Bugün 8 Mart Dünya Emekçi Kadınlar Günü.
Gün boyunca herkes, sosyal medyada kadınlarla ilgili paylaşımlar yapacak. Kimisi şiddeti kınayacak, kimisi kadınların olmadığı bir dünyanın eksik olduğunu söyleyecek, kimisi kadınların çiçek olduğundan bahsederek güzellemeler yapacak.
Yani herkes bir günlüğüne “duyarlı” rolüne bürünecek.
Kadınlara yönelik ayrımcılık ve şiddet yokmuş gibi davranacak.
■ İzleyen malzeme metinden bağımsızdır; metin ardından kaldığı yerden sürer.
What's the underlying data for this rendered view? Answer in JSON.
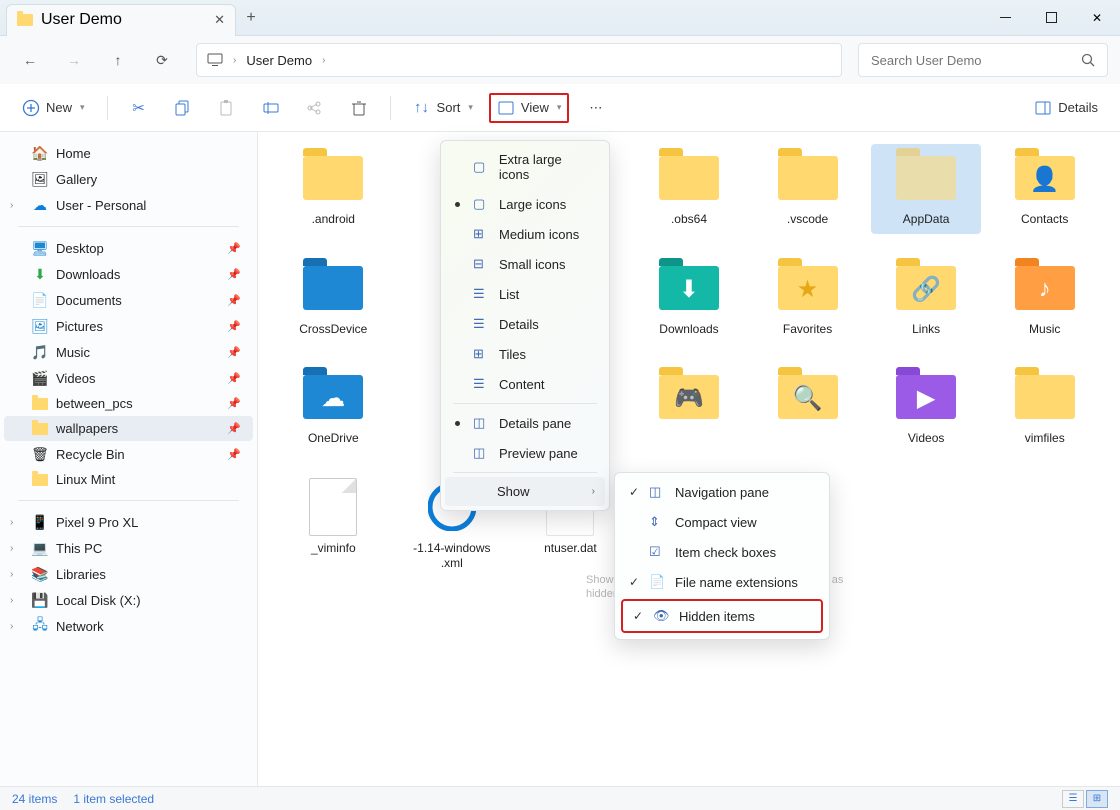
{
  "titlebar": {
    "tab_title": "User Demo"
  },
  "addressbar": {
    "segment": "User Demo"
  },
  "search": {
    "placeholder": "Search User Demo"
  },
  "toolbar": {
    "new": "New",
    "sort": "Sort",
    "view": "View",
    "details": "Details"
  },
  "sidebar": {
    "home": "Home",
    "gallery": "Gallery",
    "user_personal": "User - Personal",
    "desktop": "Desktop",
    "downloads": "Downloads",
    "documents": "Documents",
    "pictures": "Pictures",
    "music": "Music",
    "videos": "Videos",
    "between_pcs": "between_pcs",
    "wallpapers": "wallpapers",
    "recycle_bin": "Recycle Bin",
    "linux_mint": "Linux Mint",
    "pixel": "Pixel 9 Pro XL",
    "this_pc": "This PC",
    "libraries": "Libraries",
    "local_disk": "Local Disk (X:)",
    "network": "Network"
  },
  "files": {
    "android": ".android",
    "obs64": ".obs64",
    "vscode": ".vscode",
    "appdata": "AppData",
    "contacts": "Contacts",
    "crossdevice": "CrossDevice",
    "downloads": "Downloads",
    "favorites": "Favorites",
    "links": "Links",
    "music": "Music",
    "onedrive": "OneDrive",
    "videos": "Videos",
    "vimfiles": "vimfiles",
    "viminfo": "_viminfo",
    "xml_file": "-1.14-windows\n.xml",
    "ntuser": "ntuser.dat"
  },
  "viewmenu": {
    "xl_icons": "Extra large icons",
    "large_icons": "Large icons",
    "medium_icons": "Medium icons",
    "small_icons": "Small icons",
    "list": "List",
    "details": "Details",
    "tiles": "Tiles",
    "content": "Content",
    "details_pane": "Details pane",
    "preview_pane": "Preview pane",
    "show": "Show"
  },
  "submenu": {
    "nav_pane": "Navigation pane",
    "compact_view": "Compact view",
    "item_checkboxes": "Item check boxes",
    "file_ext": "File name extensions",
    "hidden_items": "Hidden items"
  },
  "tooltip": "Show or hide the files and folders that are marked as hidden.",
  "statusbar": {
    "count": "24 items",
    "selected": "1 item selected"
  }
}
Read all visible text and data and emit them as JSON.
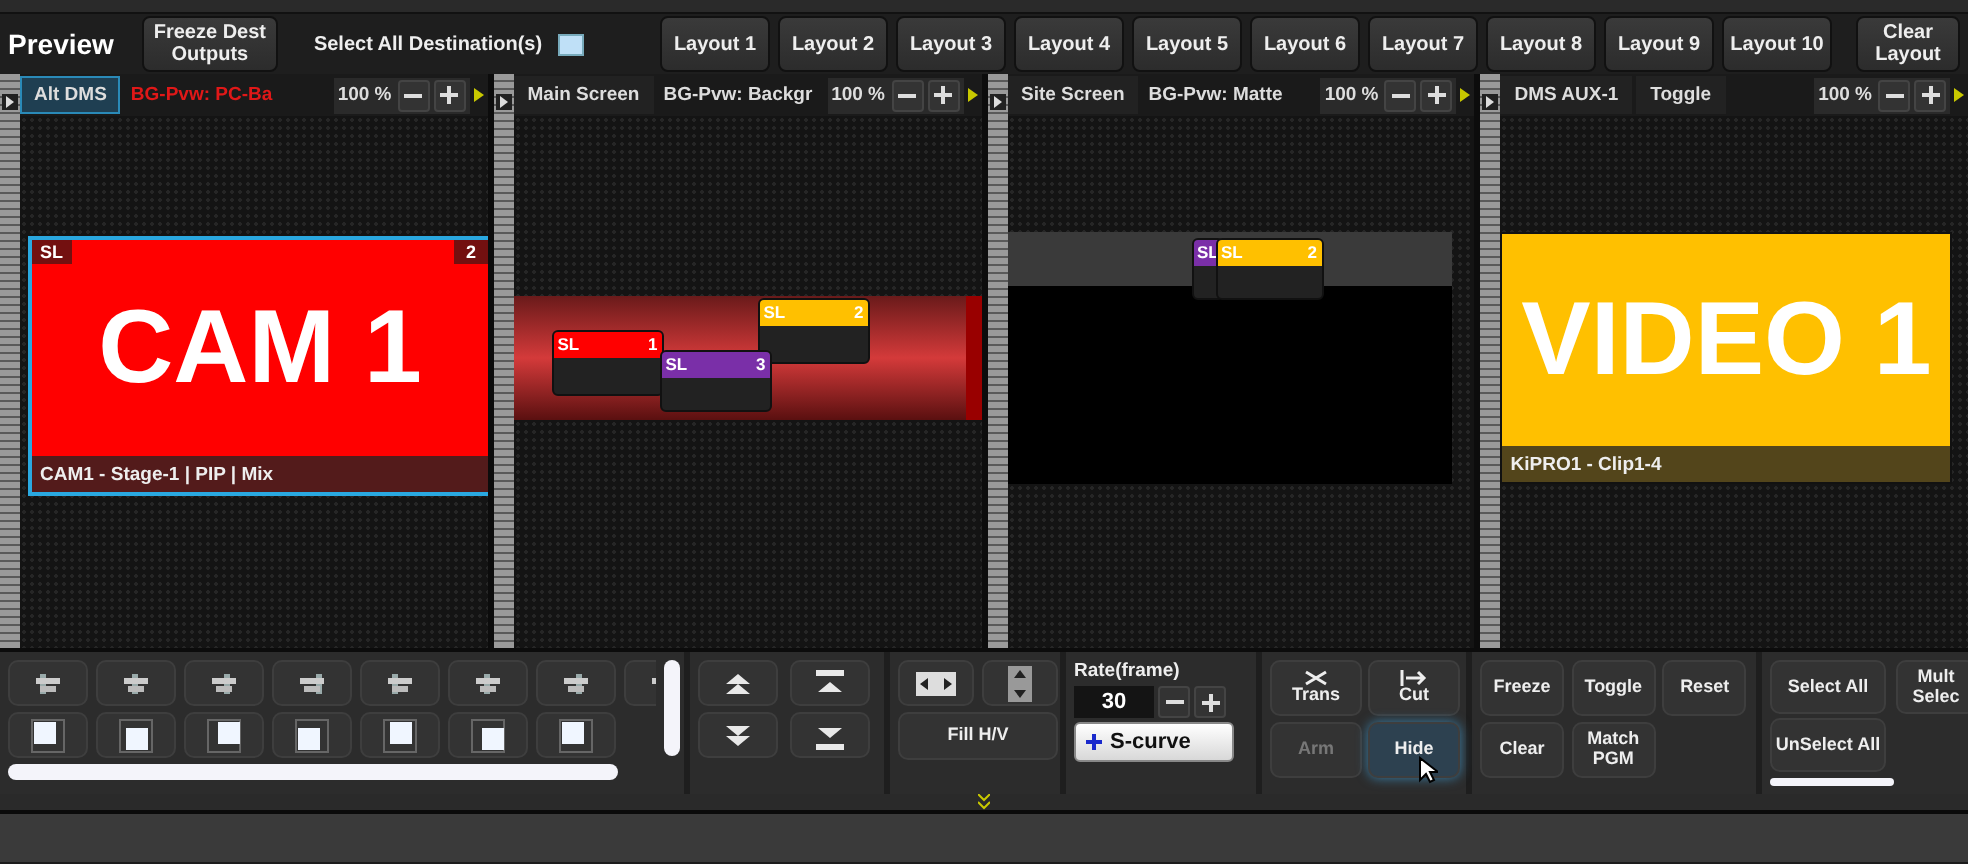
{
  "header": {
    "title": "Preview",
    "freeze_button": "Freeze Dest Outputs",
    "select_all": {
      "label": "Select All Destination(s)",
      "checked": false
    },
    "layouts": [
      "Layout 1",
      "Layout 2",
      "Layout 3",
      "Layout 4",
      "Layout 5",
      "Layout 6",
      "Layout 7",
      "Layout 8",
      "Layout 9",
      "Layout 10"
    ],
    "clear_button": "Clear Layout"
  },
  "panes": [
    {
      "tabs": [
        {
          "label": "Alt DMS",
          "selected": true
        }
      ],
      "background": "BG-Pvw: PC-Ba",
      "background_alert": true,
      "zoom": "100 %",
      "canvas": {
        "kind": "plain",
        "layers": [
          {
            "kind": "large",
            "tag": "SL",
            "number": "2",
            "label": "CAM 1",
            "caption": "CAM1 - Stage-1 | PIP | Mix",
            "color": "#ff0000",
            "selected": true
          }
        ]
      }
    },
    {
      "tabs": [
        {
          "label": "Main Screen",
          "selected": false
        }
      ],
      "background": "BG-Pvw: Backgr",
      "background_alert": false,
      "zoom": "100 %",
      "canvas": {
        "kind": "bar",
        "layers": [
          {
            "kind": "small",
            "tag": "SL",
            "number": "1",
            "color": "#ff0000",
            "selected": false
          },
          {
            "kind": "small",
            "tag": "SL",
            "number": "2",
            "color": "#ffc000",
            "selected": false
          },
          {
            "kind": "small",
            "tag": "SL",
            "number": "3",
            "color": "#7a2fa8",
            "selected": false
          }
        ]
      }
    },
    {
      "tabs": [
        {
          "label": "Site Screen",
          "selected": false
        }
      ],
      "background": "BG-Pvw: Matte",
      "background_alert": false,
      "zoom": "100 %",
      "canvas": {
        "kind": "matte",
        "layers": [
          {
            "kind": "small",
            "tag": "SL",
            "color": "#7a2fa8",
            "selected": false
          },
          {
            "kind": "small",
            "tag": "SL",
            "number": "2",
            "color": "#ffc000",
            "selected": false
          }
        ]
      }
    },
    {
      "tabs": [
        {
          "label": "DMS AUX-1",
          "selected": false
        },
        {
          "label": "Toggle",
          "selected": false
        }
      ],
      "zoom": "100 %",
      "canvas": {
        "kind": "plain",
        "layers": [
          {
            "kind": "large",
            "label": "VIDEO 1",
            "caption": "KiPRO1 - Clip1-4",
            "color": "#ffc000",
            "selected": false
          }
        ]
      }
    }
  ],
  "toolbar": {
    "fill_button": "Fill H/V",
    "rate": {
      "label": "Rate(frame)",
      "value": "30"
    },
    "curve_button": "S-curve",
    "transitions": [
      {
        "label": "Trans",
        "disabled": false,
        "hovered": false
      },
      {
        "label": "Cut",
        "disabled": false,
        "hovered": false
      },
      {
        "label": "Arm",
        "disabled": true,
        "hovered": false
      },
      {
        "label": "Hide",
        "disabled": false,
        "hovered": true
      }
    ],
    "actions": [
      "Freeze",
      "Toggle",
      "Reset",
      "Clear",
      "Match PGM"
    ],
    "select_buttons": [
      "Select All",
      "Mult Selec",
      "UnSelect All"
    ]
  }
}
Oysa, bugün hala iş yerlerinde ve mecliste “zorunlu” kadın kotası veriliyor.
Bugün hala futbol oynayan kadınlara, toplum şaşırarak bakıyor. Dillerinden dökülmese bile, gözlerinden “Futbol erkek oyunu” dedikleri okunuyor.
Bugün hala ev işleri yapan erkekler, bunu bir lütuf gibi anlatıyor.
Bugün hala kadınlar fiziksel ve psikolojik şiddete maruz kalıyor.
Bugün hala birçok kadın eğitim hakkından mahrum bırakılıyor.
Bugün hala kadınlar öldürülüyor.
Kadın Cinayetlerini Durduracağız Platformu verilerine göre, sadece 2021 yılında 280 kadın öldürüldü. 217 kadın ise şüpheli şekilde ölü bulundu.
Bu veriler karşısında ayağa kalkmayan toplum, yarından itibaren kadınların ne yapıp yapamayacağı hakkında ahkam kesmeye devam edecek.
Aslında bir anma ve sorgulama günü olan 8 Mart’ı, sanki bir kutlama günüymüş gibi düşünüp çiçeklerle, hediyelerle, sosyal medya paylaşımlarıyla şova dönüştürenler; bir kadın cinayeti haberi duyduğunda, “O saatte orada ne işi varmış” diyecek.
Her güne cinayet, şiddet, taciz, tecavüz haberiyle uyandığımız ülkemizde; biz kadınlar, gece yolda yürürken cebimizde biber gazı taşımak ve arkamızı kollamak zorunda kalacağız.
Bugün 8 Mart.
Günah çıkarma günü.
Yarın eril zihniyet; hayatın her alanında “Buradayız” diye haykıran kadınları görmezden gelmeye, öldürmeye devam edecek.
Biz kadınlar ise her şeye rağmen haykırmayı sürdüreceğiz.
Özgür ve güvende hissedebileceğimiz bir toplum yaratmak için, 8 Mart’ı kutlanacak bir gün haline getirmek için verdiğimiz mücadeleye, her zamankinden daha güçlü şekilde devam edeceğiz.
Dünya Emekçi Kadınlar Günümüz kutlu (!) olsun.